Tensão entre Rússia e Ucrânia? "Existe" mas pode ser "muito mais teatral do que real"

À TSF, o general Luís Pinto Ramalho, que preside ao grupo de militares que analisa questões de segurança e conflito, aconselha que "nada se faça para desacelerar a crise" e defende o diálogo entre russos, americanos, ucranianos e europeus, sem "colocar pressões nem acelerações".

O chanceler alemão vai esta segunda-feira à Ucrânia e, na terça-feira, à Rússia. Olaf Scholz tem encontro marcado em Kiev com o Presidente ucraniano, Volodymyr Zelensky.
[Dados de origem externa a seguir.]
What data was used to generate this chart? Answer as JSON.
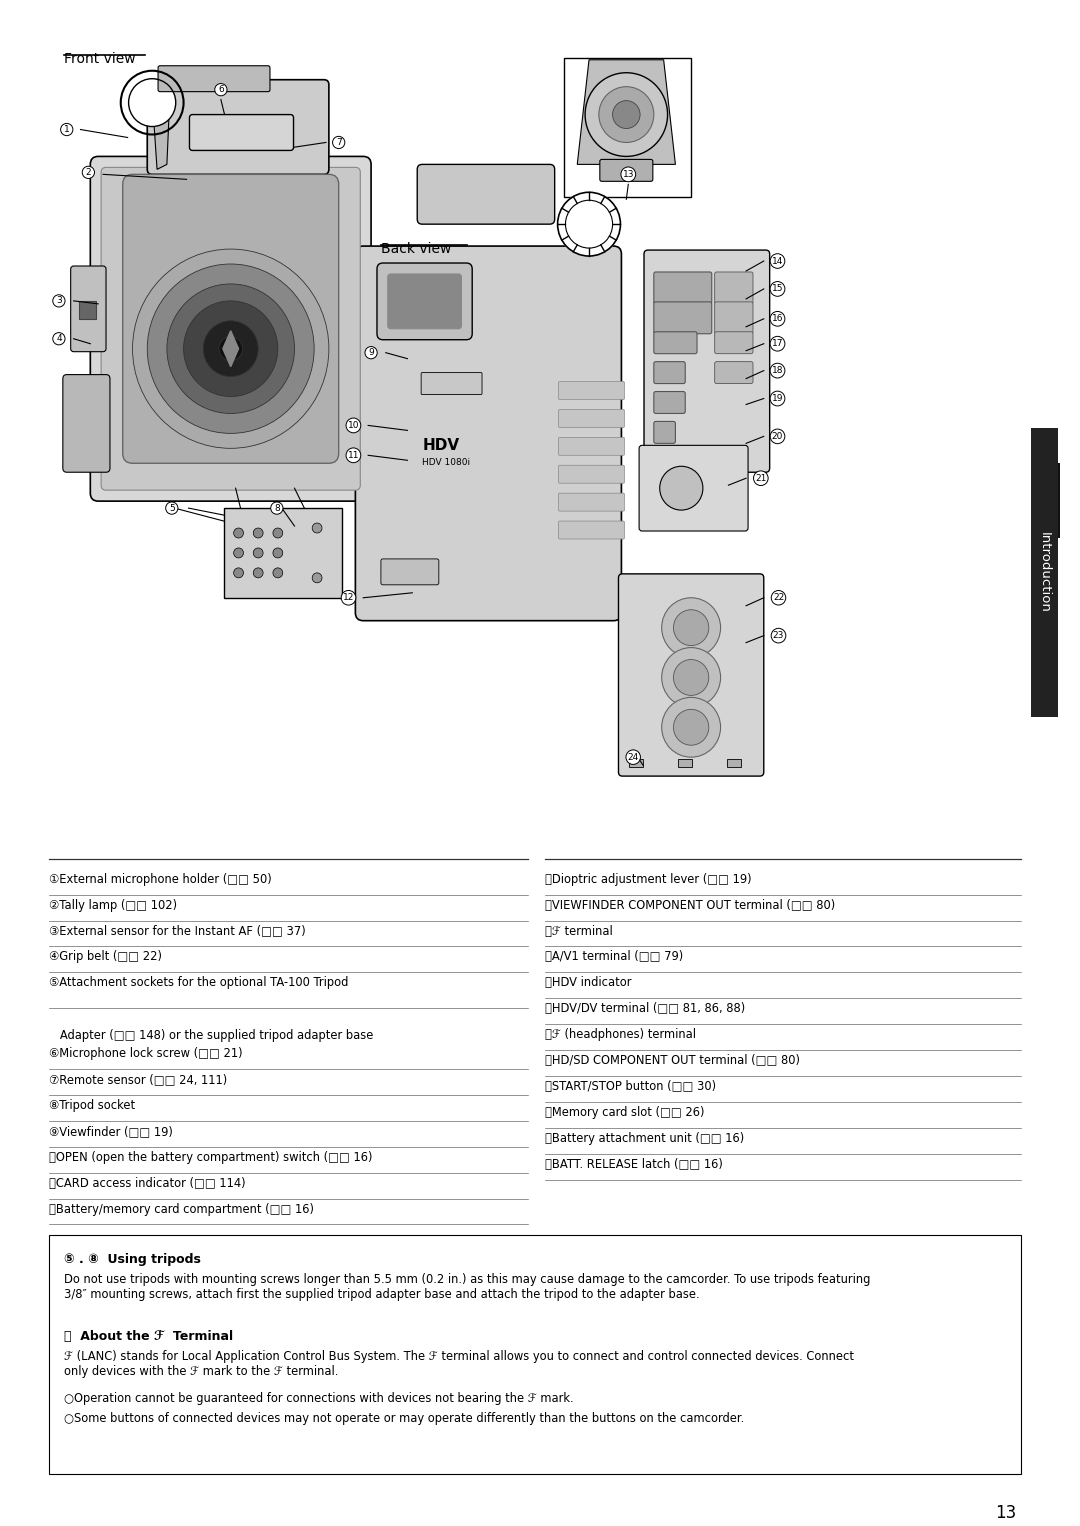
{
  "page_number": "13",
  "bg_color": "#ffffff",
  "front_view_label": "Front view",
  "back_view_label": "Back view",
  "left_items": [
    [
      "①",
      "External microphone holder (¤¤ 50)"
    ],
    [
      "②",
      "Tally lamp (¤¤ 102)"
    ],
    [
      "③",
      "External sensor for the Instant AF (¤¤ 37)"
    ],
    [
      "④",
      "Grip belt (¤¤ 22)"
    ],
    [
      "⑤",
      "Attachment sockets for the optional TA-100 Tripod"
    ],
    [
      "",
      "   Adapter (¤¤ 148) or the supplied tripod adapter base"
    ],
    [
      "⑥",
      "Microphone lock screw (¤¤ 21)"
    ],
    [
      "⑦",
      "Remote sensor (¤¤ 24, 111)"
    ],
    [
      "⑧",
      "Tripod socket"
    ],
    [
      "⑨",
      "Viewfinder (¤¤ 19)"
    ],
    [
      "⑪",
      "OPEN (open the battery compartment) switch (¤¤ 16)"
    ],
    [
      "⑫",
      "CARD access indicator (¤¤ 114)"
    ],
    [
      "⑬",
      "Battery/memory card compartment (¤¤ 16)"
    ]
  ],
  "right_items": [
    [
      "⑭",
      "Dioptric adjustment lever (¤¤ 19)"
    ],
    [
      "⑮",
      "VIEWFINDER COMPONENT OUT terminal (¤¤ 80)"
    ],
    [
      "⑯",
      "¤ terminal"
    ],
    [
      "⑰",
      "A/V1 terminal (¤¤ 79)"
    ],
    [
      "⑱",
      "HDV indicator"
    ],
    [
      "⑲",
      "HDV/DV terminal (¤¤ 81, 86, 88)"
    ],
    [
      "⑳",
      "¤ (headphones) terminal"
    ],
    [
      "⑴",
      "HD/SD COMPONENT OUT terminal (¤¤ 80)"
    ],
    [
      "⑵",
      "START/STOP button (¤¤ 30)"
    ],
    [
      "⑶",
      "Memory card slot (¤¤ 26)"
    ],
    [
      "⑷",
      "Battery attachment unit (¤¤ 16)"
    ],
    [
      "⑸",
      "BATT. RELEASE latch (¤¤ 16)"
    ]
  ],
  "note_tripods_title": "5 . 8  Using tripods",
  "note_tripods_body": "Do not use tripods with mounting screws longer than 5.5 mm (0.2 in.) as this may cause damage to the camcorder. To use tripods featuring\n3/8″ mounting screws, attach first the supplied tripod adapter base and attach the tripod to the adapter base.",
  "note_terminal_title": "15  About the   Terminal",
  "note_terminal_body1": "  (LANC) stands for Local Application Control Bus System. The   terminal allows you to connect and control connected devices. Connect\nonly devices with the   mark to the   terminal.",
  "note_terminal_body2": "○Operation cannot be guaranteed for connections with devices not bearing the   mark.",
  "note_terminal_body3": "○Some buttons of connected devices may not operate or may operate differently than the buttons on the camcorder."
}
Na terça-feira, reúne-se em Moscovo com o chefe
de Estado russo, Vladimir Putin.

No domingo, Scholz avisou que, em caso de invasão da Ucrânia, as sanções do ocidente contra a Rússia entram em vigor de imediato, mas também afirmou que as visitas a Kiev e a Moscovo são uma oportunidade para falar.

Nas últimas horas, Zelensky, o Presidente ucraniano, convidou Joe Biden para ir à Ucrânia nos próximos dias, considerando que seria um sinal poderoso para aliviar o clima devido à ameaça de um ataque militar russo.
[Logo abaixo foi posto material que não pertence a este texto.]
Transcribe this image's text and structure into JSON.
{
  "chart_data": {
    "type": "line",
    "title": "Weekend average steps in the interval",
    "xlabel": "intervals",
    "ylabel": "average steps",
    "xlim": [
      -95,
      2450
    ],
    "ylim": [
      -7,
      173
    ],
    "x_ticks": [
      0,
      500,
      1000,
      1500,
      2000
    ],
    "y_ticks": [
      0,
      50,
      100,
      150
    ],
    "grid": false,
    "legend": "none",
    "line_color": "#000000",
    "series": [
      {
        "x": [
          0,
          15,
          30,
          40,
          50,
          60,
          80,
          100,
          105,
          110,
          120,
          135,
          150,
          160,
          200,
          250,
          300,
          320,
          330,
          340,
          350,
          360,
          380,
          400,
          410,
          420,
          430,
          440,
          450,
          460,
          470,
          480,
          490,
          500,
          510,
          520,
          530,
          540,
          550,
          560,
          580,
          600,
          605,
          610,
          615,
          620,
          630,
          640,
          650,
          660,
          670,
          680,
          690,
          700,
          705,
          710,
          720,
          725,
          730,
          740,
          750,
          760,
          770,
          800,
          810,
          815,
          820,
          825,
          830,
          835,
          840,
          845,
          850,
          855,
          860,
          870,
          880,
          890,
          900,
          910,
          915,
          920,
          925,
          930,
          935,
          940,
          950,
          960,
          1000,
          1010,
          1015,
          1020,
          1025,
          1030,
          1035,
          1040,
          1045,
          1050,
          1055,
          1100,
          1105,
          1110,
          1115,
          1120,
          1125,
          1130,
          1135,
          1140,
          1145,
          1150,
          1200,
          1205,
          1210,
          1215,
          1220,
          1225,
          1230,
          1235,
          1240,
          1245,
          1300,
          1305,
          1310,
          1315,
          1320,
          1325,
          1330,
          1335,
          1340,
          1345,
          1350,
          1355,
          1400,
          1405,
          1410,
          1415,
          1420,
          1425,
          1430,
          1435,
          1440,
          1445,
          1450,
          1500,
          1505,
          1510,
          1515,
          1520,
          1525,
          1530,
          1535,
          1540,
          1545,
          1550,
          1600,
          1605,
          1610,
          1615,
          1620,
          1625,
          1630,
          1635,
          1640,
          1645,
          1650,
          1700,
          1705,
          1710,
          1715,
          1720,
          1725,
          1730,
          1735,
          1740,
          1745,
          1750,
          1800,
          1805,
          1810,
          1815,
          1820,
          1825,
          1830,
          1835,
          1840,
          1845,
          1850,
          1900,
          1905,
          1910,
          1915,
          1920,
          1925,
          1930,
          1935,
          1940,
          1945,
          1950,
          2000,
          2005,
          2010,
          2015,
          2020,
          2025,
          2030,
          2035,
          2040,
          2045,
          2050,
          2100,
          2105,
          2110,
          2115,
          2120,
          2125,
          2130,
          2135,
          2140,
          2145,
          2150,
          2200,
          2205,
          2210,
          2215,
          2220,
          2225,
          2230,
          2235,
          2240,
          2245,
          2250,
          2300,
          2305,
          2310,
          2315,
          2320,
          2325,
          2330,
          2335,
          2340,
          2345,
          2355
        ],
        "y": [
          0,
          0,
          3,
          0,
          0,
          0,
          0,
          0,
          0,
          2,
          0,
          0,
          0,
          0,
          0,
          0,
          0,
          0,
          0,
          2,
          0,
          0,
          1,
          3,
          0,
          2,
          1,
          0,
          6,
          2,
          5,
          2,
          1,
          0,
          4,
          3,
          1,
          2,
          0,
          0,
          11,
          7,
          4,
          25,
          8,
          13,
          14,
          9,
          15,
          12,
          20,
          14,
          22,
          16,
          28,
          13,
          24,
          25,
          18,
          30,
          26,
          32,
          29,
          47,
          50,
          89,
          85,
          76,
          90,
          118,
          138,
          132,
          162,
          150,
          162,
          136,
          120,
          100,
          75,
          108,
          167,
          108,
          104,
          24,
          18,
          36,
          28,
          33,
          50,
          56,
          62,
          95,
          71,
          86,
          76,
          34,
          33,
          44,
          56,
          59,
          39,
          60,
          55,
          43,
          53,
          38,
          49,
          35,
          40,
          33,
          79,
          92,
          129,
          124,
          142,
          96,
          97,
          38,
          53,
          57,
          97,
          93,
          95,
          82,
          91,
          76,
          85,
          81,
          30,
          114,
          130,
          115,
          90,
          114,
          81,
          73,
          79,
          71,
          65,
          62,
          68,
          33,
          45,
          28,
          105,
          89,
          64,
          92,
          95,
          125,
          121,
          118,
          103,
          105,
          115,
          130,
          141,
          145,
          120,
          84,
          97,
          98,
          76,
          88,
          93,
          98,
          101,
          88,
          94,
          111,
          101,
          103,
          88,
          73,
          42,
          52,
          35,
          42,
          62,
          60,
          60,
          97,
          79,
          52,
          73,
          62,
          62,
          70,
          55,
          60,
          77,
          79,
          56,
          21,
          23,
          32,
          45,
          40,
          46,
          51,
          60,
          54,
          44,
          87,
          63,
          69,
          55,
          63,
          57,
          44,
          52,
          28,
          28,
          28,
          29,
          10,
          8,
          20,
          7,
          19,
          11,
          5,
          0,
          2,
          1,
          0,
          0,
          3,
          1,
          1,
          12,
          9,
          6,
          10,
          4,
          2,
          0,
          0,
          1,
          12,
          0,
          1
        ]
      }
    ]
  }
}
Luís Pinto Ramalho, o general que preside ao grupo de reflexão estratégica independente, um grupo de militares que analisa questões de segurança e conflito, alerta que há algum teatro em todo este caso, mas não nega que exista alguma tensão, que alguns têm tentado aliviar.
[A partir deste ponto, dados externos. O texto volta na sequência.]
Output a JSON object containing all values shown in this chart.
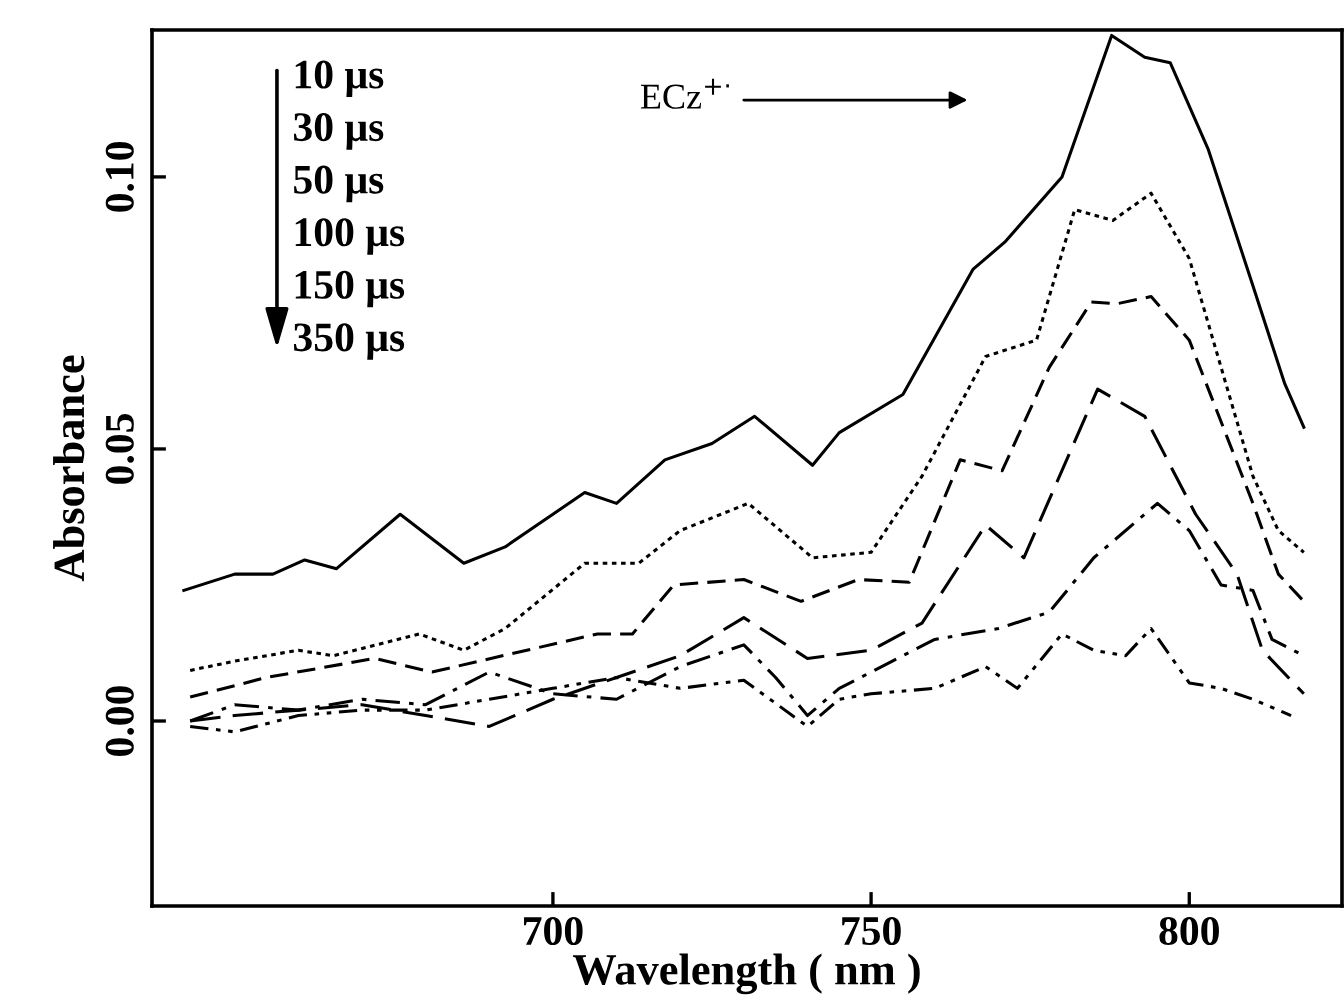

"Temos visto e ouvido declarações que vão no sentido de, certo modo, diminuir a tensão. O próprio Presidente da Ucrânia chamou a atenção para os aspetos diplomáticos que continuam em desenvolvimento, aconselhou calma à população, referiu que o pânico é o pior inimigo da racionalidade, e que as coisas têm que ser encaradas com tranquilidade. Tensão existe, temos que ter a perceção de que, às vezes, a tensão é muito mais teatral do que real. Nós não medimos e não conseguimos fazê-lo, mas uma coisa é que o se passa no terreno, uma coisa é o que dizem as autoridades russas, outra coisa é o que diz a comunicação social, outra coisa é o que diz as declarações que se ouvem dos Estados Unidos e em alguns países da União Europeia", explica em declarações à TSF.

O general Pinto Ramalho defende também que a prioridade deve ser a diplomacia.

"O que se aconselha nesta situação é que nada se faça para fazer acelerar a crise. Há negociações, a via diplomática está aberta, deve ser privilegiado esse aspeto, o diálogo deve ser continuado entre russos, americanos, ucranianos, europeus. Não se devem colocar pressões nem acelerações neste processo. Julgo que não adianta falarmos em invasões e em situações dessa natureza na expectativa de que alguma coisa tem que acontecer", considera.

São cada vez mais os países que estão a aconselhar os respetivos cidadãos a sair da Ucrânia. O mais recente foi o Japão. Há 150 japoneses a viver no país e Tóquio recomenda que deixem imediatamente da Ucrânia.